Raina wondered if there was a better way to protect bees. She developed her own thymol-containing gel. Then she designed a 3-D-printed beehive entrance that would coat the bees. She tested how fast her gel formula would degrade in the sun and wind by applying the gel to a non-bee drone. Raina even kept a beehive in her backyard to test her gel’s effectiveness. (Her dad was surprised when it arrived, she recalls.)

Now, hundreds of beekeepers around the United States are helping Raina further test her invention. “Probably the hardest part of my project was to get people to actually use it,” Raina says. It took time and thousands of emails, she says. But now further data collection is underway, she says.

Predicting crop yields a world away

Malnutrition is a problem faced by millions of people around the world. Lillian Petersen, 17, of Los Alamos, N.M., didn’t have to look across an ocean to see the effects, though. She just looked across the room at her three adopted siblings. “They all faced malnutrition in their former home,” Lillian notes. She saw how their coordination and speech lagged behind that of their peers. Lillian helped them catch up in their reading and writing. “Working with them every day to help attain those goals opened my eyes to the huge effects of malnutrition,” she says.

Lillian wanted to do something to help curb malnutrition on a grander scale. The project she came up with helps people in low-income nations predict their crop harvests.

Many African countries only track total crop yields at harvest, Lilian says. They lack early information that could help figure out how factors such as drought might affect the amount of food that would later be available for harvest. Such predictions could help governments plan for lean times and prevent malnutrition.

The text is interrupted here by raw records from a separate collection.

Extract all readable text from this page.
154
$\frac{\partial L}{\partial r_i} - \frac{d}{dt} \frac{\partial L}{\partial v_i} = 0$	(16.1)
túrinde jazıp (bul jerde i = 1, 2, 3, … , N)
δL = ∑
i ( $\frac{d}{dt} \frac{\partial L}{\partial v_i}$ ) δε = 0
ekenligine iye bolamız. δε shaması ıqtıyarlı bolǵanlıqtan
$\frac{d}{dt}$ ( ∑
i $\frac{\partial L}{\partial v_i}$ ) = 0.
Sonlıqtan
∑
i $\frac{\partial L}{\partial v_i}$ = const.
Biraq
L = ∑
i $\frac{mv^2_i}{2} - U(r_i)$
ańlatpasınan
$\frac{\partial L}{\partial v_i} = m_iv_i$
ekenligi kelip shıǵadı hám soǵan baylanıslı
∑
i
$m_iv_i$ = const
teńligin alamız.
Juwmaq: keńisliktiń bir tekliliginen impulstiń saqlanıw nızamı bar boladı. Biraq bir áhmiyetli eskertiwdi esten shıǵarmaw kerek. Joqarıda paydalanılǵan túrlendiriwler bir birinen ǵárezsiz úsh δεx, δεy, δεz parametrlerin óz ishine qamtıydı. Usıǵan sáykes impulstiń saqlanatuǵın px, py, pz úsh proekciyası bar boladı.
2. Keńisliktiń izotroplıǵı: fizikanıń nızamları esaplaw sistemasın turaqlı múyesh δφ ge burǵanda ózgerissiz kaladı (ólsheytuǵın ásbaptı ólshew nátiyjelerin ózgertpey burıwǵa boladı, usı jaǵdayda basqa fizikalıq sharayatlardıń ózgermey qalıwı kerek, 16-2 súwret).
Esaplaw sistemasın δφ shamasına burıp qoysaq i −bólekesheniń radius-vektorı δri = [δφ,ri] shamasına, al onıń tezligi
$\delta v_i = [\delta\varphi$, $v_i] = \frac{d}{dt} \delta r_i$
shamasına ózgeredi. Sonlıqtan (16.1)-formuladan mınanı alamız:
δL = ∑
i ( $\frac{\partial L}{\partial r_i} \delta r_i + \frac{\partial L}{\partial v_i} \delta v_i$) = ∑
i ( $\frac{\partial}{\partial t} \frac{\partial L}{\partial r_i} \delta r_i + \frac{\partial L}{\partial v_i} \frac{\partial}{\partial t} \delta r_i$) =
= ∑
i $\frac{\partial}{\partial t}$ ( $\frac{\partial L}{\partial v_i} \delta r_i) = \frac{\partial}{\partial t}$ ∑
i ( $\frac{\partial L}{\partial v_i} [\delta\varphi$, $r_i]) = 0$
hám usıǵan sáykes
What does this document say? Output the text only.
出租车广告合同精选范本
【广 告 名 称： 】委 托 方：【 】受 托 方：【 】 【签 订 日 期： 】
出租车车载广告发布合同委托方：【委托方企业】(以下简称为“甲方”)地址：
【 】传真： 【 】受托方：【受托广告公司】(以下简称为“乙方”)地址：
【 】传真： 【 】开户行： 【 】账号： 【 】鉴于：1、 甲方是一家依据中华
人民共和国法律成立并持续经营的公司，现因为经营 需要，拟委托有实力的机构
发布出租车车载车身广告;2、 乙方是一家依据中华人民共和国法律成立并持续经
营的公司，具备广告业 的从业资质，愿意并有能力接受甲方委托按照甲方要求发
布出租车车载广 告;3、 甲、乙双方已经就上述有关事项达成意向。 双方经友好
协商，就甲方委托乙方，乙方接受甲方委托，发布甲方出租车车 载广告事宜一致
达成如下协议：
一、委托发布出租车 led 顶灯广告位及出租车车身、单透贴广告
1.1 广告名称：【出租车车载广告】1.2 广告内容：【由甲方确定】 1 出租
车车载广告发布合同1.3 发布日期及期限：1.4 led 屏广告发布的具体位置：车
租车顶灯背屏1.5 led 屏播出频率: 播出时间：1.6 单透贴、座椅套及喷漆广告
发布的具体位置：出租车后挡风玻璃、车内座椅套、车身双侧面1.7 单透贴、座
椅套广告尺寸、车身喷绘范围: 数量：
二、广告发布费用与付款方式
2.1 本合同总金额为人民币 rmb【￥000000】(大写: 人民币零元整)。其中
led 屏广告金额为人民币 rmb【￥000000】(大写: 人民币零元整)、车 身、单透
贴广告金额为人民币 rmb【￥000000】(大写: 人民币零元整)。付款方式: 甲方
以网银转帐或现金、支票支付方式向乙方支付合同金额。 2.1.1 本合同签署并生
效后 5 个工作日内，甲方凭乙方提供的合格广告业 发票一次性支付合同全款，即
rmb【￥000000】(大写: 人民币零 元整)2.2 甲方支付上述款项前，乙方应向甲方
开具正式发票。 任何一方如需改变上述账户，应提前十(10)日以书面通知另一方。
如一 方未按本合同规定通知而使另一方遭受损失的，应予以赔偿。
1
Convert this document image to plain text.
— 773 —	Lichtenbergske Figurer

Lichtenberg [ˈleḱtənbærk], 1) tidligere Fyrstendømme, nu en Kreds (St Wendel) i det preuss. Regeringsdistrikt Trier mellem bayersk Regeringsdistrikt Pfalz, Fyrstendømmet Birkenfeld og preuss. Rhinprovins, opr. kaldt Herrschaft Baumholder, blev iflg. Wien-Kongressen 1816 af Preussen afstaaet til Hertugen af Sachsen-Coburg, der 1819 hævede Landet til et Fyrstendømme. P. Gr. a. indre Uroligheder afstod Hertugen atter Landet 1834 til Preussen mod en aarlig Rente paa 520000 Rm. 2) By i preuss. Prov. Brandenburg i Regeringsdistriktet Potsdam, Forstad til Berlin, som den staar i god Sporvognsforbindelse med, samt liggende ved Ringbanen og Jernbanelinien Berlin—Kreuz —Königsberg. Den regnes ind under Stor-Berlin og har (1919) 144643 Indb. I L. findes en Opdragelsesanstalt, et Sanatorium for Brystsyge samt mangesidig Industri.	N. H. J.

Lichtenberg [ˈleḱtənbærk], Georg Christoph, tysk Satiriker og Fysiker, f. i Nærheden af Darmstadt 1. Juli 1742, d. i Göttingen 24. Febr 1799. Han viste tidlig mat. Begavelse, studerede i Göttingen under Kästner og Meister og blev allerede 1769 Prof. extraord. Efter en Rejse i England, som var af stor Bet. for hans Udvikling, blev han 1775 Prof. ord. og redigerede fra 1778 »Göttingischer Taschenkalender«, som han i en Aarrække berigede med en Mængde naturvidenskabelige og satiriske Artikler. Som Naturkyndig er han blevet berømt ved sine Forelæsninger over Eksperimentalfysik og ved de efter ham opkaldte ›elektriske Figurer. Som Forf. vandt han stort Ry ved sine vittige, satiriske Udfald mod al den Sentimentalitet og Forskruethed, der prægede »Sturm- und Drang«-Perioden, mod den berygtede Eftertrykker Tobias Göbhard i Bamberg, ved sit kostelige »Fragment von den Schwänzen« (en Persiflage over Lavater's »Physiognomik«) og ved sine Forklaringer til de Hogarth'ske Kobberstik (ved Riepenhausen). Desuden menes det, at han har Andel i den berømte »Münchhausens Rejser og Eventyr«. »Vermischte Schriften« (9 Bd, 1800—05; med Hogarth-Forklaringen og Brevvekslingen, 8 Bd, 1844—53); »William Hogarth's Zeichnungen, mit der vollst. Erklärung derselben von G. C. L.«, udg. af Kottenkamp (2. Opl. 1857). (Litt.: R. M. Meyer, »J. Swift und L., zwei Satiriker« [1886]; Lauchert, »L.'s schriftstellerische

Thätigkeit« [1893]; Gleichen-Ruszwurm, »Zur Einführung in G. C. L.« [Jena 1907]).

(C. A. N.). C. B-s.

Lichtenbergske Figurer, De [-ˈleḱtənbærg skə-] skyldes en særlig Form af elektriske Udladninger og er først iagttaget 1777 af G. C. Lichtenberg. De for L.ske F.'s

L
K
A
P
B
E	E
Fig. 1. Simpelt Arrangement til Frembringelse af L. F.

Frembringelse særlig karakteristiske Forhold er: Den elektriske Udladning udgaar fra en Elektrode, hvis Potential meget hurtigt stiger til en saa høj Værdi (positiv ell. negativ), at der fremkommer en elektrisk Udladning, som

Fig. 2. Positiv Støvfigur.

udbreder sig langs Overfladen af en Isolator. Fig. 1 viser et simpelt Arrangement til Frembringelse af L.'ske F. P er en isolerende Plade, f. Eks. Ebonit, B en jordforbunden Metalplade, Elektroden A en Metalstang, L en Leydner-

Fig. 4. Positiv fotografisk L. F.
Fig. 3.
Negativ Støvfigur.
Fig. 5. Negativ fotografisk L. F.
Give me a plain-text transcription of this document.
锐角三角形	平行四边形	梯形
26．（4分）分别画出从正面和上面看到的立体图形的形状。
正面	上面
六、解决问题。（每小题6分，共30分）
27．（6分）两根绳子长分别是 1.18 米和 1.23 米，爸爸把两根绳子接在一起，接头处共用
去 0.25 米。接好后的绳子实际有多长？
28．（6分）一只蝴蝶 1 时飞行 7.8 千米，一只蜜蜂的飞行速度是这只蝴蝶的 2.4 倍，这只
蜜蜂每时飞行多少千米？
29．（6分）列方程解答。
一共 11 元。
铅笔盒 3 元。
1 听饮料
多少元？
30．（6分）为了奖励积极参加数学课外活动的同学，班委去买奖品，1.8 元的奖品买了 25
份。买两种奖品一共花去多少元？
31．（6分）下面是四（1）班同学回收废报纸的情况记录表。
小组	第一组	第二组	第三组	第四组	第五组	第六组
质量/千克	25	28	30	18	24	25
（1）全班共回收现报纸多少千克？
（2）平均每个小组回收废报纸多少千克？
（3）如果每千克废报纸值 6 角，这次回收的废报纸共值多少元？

on the left Lillian Petersen at her computer, on the right presenting at the USDA
Lillian Petersen was invited by the U.S. Department of Agriculture to present her data on how to better estimate crop-harvest potential. She’s shown here in a briefing to the department heads of the National Agricultural Statistics Service.From left: Mark Petersen; Kimberly Petersen

Lilian created a computer program that gleans information from satellite imagery to estimate the health of crops. It focuses on color. Reddish or brownish crops typically are less healthy than greener ones. A computer model she built now can predict crop yields based on that imagery.

Explainer: What is a computer model?

Lillian tested her program on satellite imagery from Illinois. Later, she applied it to every country in Africa. When compared to data collected after the harvest, her predictions proved fairly accurate. The teen even got her work published in Remote Sensing on November 1, 2018.

Her project, like those by Andrew, Ellie and Raina, show that even high-school students can tackle big problems — and sometimes have a big impact      .

Sponsored by the pharmaceutical company Regeneron, STS was created by the Society for Science & the Public, which still runs it. (The society also publishes Science News for Students).